As a business owner, Quickbooks is hands down one of the most valuable pieces of software you’ll come across. It’s designed to make business accounting, no matter how big or small, a breeze thanks to its clean, easy-to-use interface. As a newcomer, though, you might overlook some of the essential features offered by Quickbooks. To ensure you get the most out of your Quickbooks experience, keep reading for some essential tips and tricks.
Before we start, it’s important to note that there are several different types of Quickbooks software available. The most basic is the online version, which runs for $39.95/month, while the most advanced type is Quickbooks Enterprise Solution, which is available starting at $999.95. Of course, there are also different versions that somewhere in between. Contrary to what some people may believe, the most expensive type of Quickbooks isn’t always necessary. Do some research first to determine which type has the features you need for your business accounting.
Arguably, the single most important feature offered by Quickbooks is reconciliations. I guess you compare this to balancing your checkbook, as you are going over all of your transactions to ensure the end result is correct. If you entered in a wrong number for a transaction or deposit, the end result for your reconciliation will be different. The good news is that it’s designed to catch these errors and show you exactly where the problem occurred. You can then go back through and fix it once you’ve identified the erroneous entry.

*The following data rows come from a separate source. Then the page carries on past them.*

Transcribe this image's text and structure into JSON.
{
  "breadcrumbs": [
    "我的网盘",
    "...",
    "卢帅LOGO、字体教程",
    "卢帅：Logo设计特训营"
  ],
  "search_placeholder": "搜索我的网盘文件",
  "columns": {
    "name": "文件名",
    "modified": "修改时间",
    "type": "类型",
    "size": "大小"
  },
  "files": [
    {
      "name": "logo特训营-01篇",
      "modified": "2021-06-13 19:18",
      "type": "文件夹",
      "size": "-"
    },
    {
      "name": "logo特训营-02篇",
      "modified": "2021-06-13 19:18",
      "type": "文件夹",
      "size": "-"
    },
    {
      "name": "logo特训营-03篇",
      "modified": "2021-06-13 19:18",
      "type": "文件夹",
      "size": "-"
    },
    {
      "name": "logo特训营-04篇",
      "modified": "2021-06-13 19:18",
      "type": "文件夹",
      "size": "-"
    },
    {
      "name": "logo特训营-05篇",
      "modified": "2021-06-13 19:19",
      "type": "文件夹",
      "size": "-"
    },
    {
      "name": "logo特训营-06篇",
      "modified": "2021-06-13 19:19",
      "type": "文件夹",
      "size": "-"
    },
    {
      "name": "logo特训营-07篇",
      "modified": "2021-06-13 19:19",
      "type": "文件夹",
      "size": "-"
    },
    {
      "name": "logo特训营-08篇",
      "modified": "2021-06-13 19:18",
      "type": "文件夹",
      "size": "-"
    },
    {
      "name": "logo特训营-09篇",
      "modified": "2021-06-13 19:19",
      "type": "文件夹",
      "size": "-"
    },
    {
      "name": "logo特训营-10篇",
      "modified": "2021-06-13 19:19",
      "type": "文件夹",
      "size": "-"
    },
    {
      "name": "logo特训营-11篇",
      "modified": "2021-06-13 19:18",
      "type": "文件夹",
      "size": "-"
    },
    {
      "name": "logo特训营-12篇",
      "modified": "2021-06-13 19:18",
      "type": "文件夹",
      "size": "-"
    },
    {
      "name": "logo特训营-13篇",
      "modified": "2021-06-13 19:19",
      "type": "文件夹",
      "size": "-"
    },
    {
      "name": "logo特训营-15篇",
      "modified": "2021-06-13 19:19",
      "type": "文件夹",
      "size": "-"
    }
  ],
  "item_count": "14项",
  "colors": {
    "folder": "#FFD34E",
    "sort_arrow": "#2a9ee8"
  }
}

When you perform reconciliations on your Quickbooks account, it’s best to start with the smaller bank accounts first and then work your way up to the larger ones. Getting the smaller ones out of the way will clear up some of the interface, making it easier for you to see what you are working with.
Use Journal Entries
A commonly overlooked feature offered by Quickbooks are journal entries. Although they aren’t necessary for basic business accounting, creating journal entries is a quick and easy way to note where a specific payment came from if there’s already an option for it. In the past, most accountants used journal entries to perform nearly all of their accounting tasks. Now, though, they are sparingly used. The truth is that you should really only use them when there’s source available for a check or payment. In this case, create a journal entry and enter the information of the client.